Why I do this from the outside now
Here's the part I had to be honest with myself about.
I did that work with a C-suite title, a budget, and years of runway. For a long time I assumed that's what it took. I no longer believe that — and the math backs me up. Most mid-market companies cannot justify a full-time executive hire for this, and the ones that try often buy a new single point of knowledge with a bigger salary. The seat was never the ingredient. The method was.
The method transfers. An external advisor can learn from your people, build the proof points, structure the data, and — this is the part that matters — leave the capability inside your walls. Every workstream has an internal owner. Knowledge transfer is built into everything.
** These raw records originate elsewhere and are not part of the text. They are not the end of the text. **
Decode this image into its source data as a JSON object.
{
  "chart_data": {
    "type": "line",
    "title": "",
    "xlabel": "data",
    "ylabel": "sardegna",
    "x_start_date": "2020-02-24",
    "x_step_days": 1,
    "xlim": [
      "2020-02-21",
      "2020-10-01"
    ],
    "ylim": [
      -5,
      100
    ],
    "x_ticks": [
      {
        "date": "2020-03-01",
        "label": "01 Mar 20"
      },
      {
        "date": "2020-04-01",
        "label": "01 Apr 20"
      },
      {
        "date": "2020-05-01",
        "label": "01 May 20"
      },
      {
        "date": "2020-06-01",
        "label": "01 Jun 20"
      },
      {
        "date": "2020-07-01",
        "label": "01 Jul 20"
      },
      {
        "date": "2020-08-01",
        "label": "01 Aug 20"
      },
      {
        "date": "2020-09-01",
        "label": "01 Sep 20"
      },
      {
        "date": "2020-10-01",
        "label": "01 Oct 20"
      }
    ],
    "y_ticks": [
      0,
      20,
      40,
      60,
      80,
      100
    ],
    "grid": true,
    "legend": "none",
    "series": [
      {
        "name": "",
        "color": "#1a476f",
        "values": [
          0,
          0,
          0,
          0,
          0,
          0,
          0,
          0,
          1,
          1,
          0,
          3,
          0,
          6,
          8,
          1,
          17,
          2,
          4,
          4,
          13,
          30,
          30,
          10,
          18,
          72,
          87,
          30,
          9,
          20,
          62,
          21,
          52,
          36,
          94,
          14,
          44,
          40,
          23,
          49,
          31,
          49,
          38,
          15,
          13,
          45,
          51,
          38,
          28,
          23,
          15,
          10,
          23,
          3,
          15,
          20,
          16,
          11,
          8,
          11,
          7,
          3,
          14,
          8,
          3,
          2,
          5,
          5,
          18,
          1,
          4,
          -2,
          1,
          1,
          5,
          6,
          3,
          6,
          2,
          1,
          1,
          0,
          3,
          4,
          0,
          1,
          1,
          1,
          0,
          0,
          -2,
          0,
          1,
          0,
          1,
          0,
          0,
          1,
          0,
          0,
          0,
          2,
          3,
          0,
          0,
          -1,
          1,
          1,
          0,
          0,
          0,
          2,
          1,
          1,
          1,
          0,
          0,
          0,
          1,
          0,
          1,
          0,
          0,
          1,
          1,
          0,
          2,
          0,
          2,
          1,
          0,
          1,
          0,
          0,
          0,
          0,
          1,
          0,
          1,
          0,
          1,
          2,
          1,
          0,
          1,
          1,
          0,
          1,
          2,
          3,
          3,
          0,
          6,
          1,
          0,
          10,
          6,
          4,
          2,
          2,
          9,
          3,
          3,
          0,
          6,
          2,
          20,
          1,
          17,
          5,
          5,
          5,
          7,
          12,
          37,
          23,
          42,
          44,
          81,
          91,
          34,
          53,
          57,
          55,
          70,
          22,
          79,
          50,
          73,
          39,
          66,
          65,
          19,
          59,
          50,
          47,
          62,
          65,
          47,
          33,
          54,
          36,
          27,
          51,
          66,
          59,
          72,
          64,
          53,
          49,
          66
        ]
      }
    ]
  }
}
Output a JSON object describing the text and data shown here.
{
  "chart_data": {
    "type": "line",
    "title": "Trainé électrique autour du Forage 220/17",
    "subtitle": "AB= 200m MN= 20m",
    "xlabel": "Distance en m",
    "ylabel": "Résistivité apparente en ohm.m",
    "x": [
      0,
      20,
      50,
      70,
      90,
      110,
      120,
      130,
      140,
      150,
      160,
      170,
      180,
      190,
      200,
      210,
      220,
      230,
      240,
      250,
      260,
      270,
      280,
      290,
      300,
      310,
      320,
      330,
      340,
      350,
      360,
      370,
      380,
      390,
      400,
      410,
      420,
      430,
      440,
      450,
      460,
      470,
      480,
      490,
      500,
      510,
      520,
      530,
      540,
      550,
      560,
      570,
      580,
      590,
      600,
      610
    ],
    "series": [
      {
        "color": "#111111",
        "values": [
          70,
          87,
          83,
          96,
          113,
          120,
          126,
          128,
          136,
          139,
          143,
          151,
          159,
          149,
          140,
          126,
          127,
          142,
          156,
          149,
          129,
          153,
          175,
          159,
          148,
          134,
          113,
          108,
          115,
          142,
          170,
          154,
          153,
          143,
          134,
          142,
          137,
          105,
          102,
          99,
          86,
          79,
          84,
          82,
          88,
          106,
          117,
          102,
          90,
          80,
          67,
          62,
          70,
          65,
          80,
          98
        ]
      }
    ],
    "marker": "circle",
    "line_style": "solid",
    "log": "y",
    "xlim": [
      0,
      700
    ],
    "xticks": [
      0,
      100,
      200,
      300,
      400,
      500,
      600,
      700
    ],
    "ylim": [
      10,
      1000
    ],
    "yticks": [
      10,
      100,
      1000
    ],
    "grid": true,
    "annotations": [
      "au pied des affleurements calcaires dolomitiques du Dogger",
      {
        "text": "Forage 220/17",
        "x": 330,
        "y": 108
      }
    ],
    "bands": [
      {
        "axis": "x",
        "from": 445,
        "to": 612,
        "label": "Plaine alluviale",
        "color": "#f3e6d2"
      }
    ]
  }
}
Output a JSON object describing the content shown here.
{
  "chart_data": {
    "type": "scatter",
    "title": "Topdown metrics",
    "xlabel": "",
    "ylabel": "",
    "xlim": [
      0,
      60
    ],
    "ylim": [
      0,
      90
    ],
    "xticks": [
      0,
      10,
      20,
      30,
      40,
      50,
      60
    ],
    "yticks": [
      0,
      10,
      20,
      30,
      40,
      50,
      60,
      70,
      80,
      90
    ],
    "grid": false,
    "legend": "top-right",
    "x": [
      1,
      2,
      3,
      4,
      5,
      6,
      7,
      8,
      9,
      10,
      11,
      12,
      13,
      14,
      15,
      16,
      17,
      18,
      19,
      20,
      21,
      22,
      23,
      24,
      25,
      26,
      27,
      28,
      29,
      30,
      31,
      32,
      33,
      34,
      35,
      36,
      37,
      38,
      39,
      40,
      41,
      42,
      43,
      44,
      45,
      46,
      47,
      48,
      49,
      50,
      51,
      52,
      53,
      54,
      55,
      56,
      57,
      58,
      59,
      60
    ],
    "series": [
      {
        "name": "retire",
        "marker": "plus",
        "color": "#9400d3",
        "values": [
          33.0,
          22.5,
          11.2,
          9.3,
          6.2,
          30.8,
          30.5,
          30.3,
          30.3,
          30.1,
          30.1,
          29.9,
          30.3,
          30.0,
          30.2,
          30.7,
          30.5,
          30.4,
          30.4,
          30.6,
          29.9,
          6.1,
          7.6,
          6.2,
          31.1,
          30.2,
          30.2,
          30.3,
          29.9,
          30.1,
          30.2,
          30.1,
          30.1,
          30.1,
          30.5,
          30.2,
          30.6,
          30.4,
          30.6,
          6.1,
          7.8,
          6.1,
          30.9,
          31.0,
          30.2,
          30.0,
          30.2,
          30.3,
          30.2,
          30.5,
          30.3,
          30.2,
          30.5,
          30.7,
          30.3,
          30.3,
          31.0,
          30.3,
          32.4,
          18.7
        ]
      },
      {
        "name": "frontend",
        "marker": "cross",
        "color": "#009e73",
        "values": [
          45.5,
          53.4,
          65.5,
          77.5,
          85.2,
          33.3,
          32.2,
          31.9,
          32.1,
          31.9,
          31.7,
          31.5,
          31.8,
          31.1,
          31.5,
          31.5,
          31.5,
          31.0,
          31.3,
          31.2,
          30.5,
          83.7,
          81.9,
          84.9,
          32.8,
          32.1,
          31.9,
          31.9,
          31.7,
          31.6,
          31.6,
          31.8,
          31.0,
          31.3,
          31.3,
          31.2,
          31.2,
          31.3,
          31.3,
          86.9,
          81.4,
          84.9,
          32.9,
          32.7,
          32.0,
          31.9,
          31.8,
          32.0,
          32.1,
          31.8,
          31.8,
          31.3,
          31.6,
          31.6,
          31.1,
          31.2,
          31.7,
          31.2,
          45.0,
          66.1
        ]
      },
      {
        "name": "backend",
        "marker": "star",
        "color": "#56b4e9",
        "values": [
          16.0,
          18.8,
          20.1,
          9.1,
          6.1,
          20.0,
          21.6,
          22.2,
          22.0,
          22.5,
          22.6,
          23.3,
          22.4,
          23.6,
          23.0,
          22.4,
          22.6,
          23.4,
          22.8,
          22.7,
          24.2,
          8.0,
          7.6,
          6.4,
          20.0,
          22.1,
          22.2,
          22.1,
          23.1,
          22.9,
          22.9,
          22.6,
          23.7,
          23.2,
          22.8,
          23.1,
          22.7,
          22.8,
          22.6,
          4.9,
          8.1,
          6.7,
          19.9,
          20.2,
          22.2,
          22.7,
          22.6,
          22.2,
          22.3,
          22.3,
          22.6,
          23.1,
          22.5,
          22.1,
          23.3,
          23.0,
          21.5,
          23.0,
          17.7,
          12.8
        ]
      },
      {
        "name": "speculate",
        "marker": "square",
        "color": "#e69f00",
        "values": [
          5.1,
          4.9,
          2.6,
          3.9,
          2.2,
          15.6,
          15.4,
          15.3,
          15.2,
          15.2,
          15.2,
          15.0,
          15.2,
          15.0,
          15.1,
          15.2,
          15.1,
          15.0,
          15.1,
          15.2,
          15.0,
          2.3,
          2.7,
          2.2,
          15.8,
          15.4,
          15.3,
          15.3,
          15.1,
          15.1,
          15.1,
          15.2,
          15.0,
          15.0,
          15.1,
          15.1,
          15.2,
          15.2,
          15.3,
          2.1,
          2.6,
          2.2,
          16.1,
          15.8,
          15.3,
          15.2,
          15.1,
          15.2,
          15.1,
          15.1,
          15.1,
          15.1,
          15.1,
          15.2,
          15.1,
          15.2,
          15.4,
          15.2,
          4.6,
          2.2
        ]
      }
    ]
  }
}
Success is your team doing this work without me.
That's why I started GITLAI. External and fractional by design. No seat on the org chart, and no interest in one.
Where I'd start
If you own or back a mid-market company, the first questions aren't about AI at all:
Where does our operating logic actually live — how we price, how we process, how we handle exceptions — in systems, or in someone's head? How fast can we answer a basic question about our own business, and how fast can we act on the answer? And if our most knowledgeable operator left in ninety days, what breaks?
If those questions are uncomfortable, that discomfort is the roadmap. The companies that answer them now — before the exit process forces the issue — are building the kind of value that survives a change of ownership.
That's the work. It starts small, it runs through your people, and what it leaves behind is yours.